The code is compatible with slurm. For running on a single node with 8 GPUs:
#!/bin/bash
#SBATCH --job-name=cribo
#SBATCH --account=<slurm_account>
#SBATCH --cpus-per-task=7
#SBATCH --gpus-per-node=8
#SBATCH --mem=<mem>
#SBATCH --nodes=1
#SBATCH --ntasks-per-node=8
#SBATCH --open-mode=append
#SBATCH --time=4320
master_addr=$(scontrol show hostnames "$SLURM_JOB_NODELIST" | head -n 1)
export MASTER_ADDR=$master_addr
export MASTER_PORT=12802
srun --unbuffered \
python main_cribo.py \
--imagenet1k_path /path/to/ilsvrc2012 \
--output_dir . \
--n_tokens 32 \
--queue_size 25000 \
--pos_alpha 1.0 1.0 \
--arch vit_small
Alternatively, you can use torchrun
or torch.distributed.launch
(deprecated):
python -m torch.distributed.launch --nproc_per_node=8 main_cribo.py \
--imagenet1k_path /path/to/ilsvrc2012 \
--output_dir . \
--n_tokens 32 \
--queue_size 25000 \
--pos_alpha 1.0 1.0 \
--arch vit_small
If you find our work useful, please consider citing:
@misc{lebailly2023cribo,
title={CrIBo: Self-Supervised Learning via Cross-Image Object-Level Bootstrapping},
author={Tim Lebailly and Thomas Stegmüller and Behzad Bozorgtabar and Jean-Philippe Thiran and Tinne Tuytelaars},
year={2023},
eprint={2310.07855},
archivePrefix={arXiv},
primaryClass={cs.CV}
}
You can download the full checkpoint which contains backbone and projection head weights for both student and teacher networks. We also provide detailed arguments to reproduce our results.

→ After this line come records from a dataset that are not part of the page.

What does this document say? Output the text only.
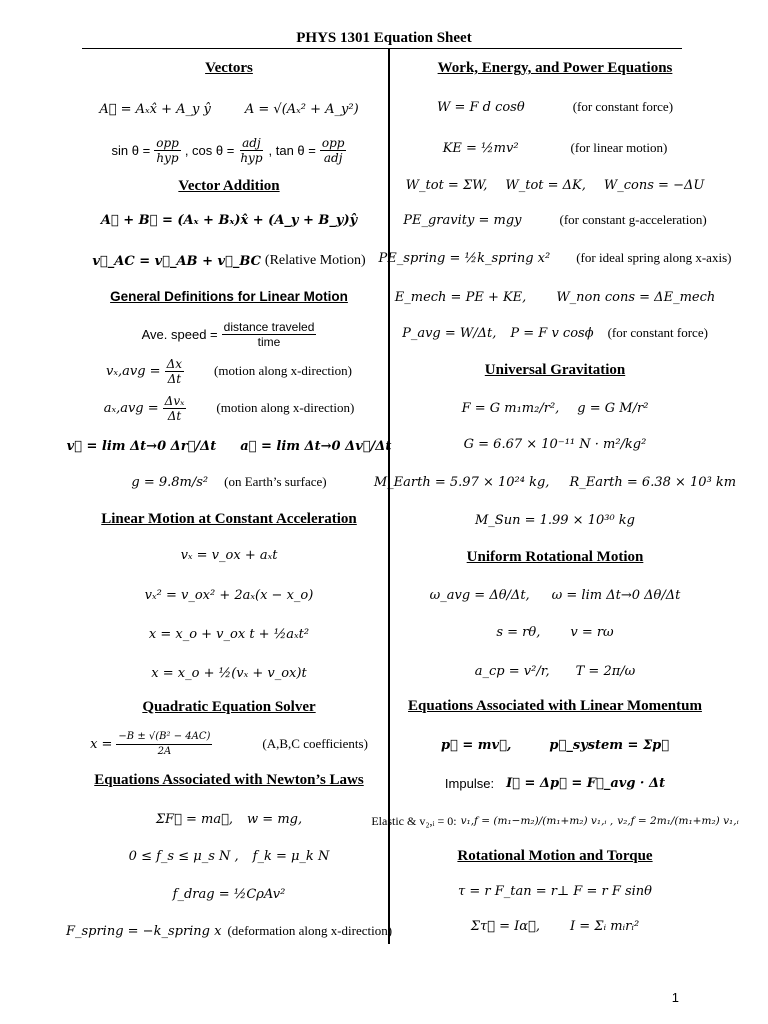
PHYS 1301 Equation Sheet
Vectors
A⃗ = Aₓx̂ + A_y ŷ	A = √(Aₓ² + A_y²)
sin θ = opp
hyp , cos θ = adj
hyp , tan θ = opp
adj
Vector Addition
A⃗ + B⃗ = (Aₓ + Bₓ)x̂ + (A_y + B_y)ŷ
v⃗_AC = v⃗_AB + v⃗_BC (Relative Motion)
General Definitions for Linear Motion
Ave. speed = distance traveled
time
$v_x,avg = \frac{\Delta x}{\Delta t}$ (motion along x-direction)
aₓ,avg = Δvₓ
Δt
(motion along x-direction)
v⃗ = lim Δt→0 Δr⃗/Δt a⃗ = lim Δt→0 Δv⃗/Δt
g = 9.8m/s² (on Earth’s surface)
Linear Motion at Constant Acceleration
vₓ = v_ox + aₓt
vₓ² = v_ox² + 2aₓ(x − x_o)
x = x_o + v_ox t + ½aₓt²
x = x_o + ½(vₓ + v_ox)t
Quadratic Equation Solver
$x = \frac{\text{−B ± √(B² − 4AC)}}{2A}$	(A,B,C coefficients)
Equations Associated with Newton’s Laws
ΣF⃗ = ma⃗, w = mg,
0 ≤ f_s ≤ μ_s N , f_k = μ_k N
f_drag = ½CρAv²
F_spring = −k_spring x (deformation along x-direction)
Work, Energy, and Power Equations
W = F d cosθ	(for constant force)
KE = ½mv²	(for linear motion)
W_tot = ΣW, W_tot = ΔK, W_cons = −ΔU
PE_gravity = mgy	(for constant g-acceleration)
PE_spring = ½k_spring x² (for ideal spring along x-axis)
E_mech = PE + KE, W_non cons = ΔE_mech
P_avg = W/Δt, P = F v cosϕ (for constant force)
Universal Gravitation
F = G m₁m₂/r², g = G M/r²
G = 6.67 × 10⁻¹¹ N · m²/kg²
M_Earth = 5.97 × 10²⁴ kg, R_Earth = 6.38 × 10³ km
M_Sun = 1.99 × 10³⁰ kg
Uniform Rotational Motion
ω_avg = Δθ/Δt, ω = lim Δt→0 Δθ/Δt
s = rθ, v = rω
a_cp = v²/r, T = 2π/ω
Equations Associated with Linear Momentum
p⃗ = mv⃗,	p⃗_system = Σp⃗
Impulse: I⃗ = Δp⃗ = F⃗_avg · Δt
Elastic & v₂,ᵢ = 0: v₁,f = (m₁−m₂)/(m₁+m₂) v₁,ᵢ , v₂,f = 2m₁/(m₁+m₂) v₁,ᵢ
Rotational Motion and Torque
τ = r F_tan = r⊥ F = r F sinθ
Στ⃗ = Iα⃗, I = Σᵢ mᵢrᵢ²
1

pretraining dataset | arch | params | batchsize | Dense NN retrieval ADE20k (mIoU) | Dense NN retrieval PVOC12 (mIoU) | download | |
---|---|---|---|---|---|---|---|
COCO | ViT-S/16 | 21M | 256 | 23.4 | 58.1 | ckpt | args |
ImageNet-1k | ViT-S/16 | 21M | 1024 | 28.3 | 73.2 | ckpt | args |
ImageNet-1k | ViT-B/16 | 85M | 1024 | 30.0 | 74.9 | ckpt | args |
import torch
checkpoint_to_load = 'vitb16-in.pth' # Choose the checkpoint to load
loaded = torch.load(checkpoint_to_load, map_location='cpu')
print(loaded.keys())
This code is adapted from CrOC which is based on the codebase of DINO.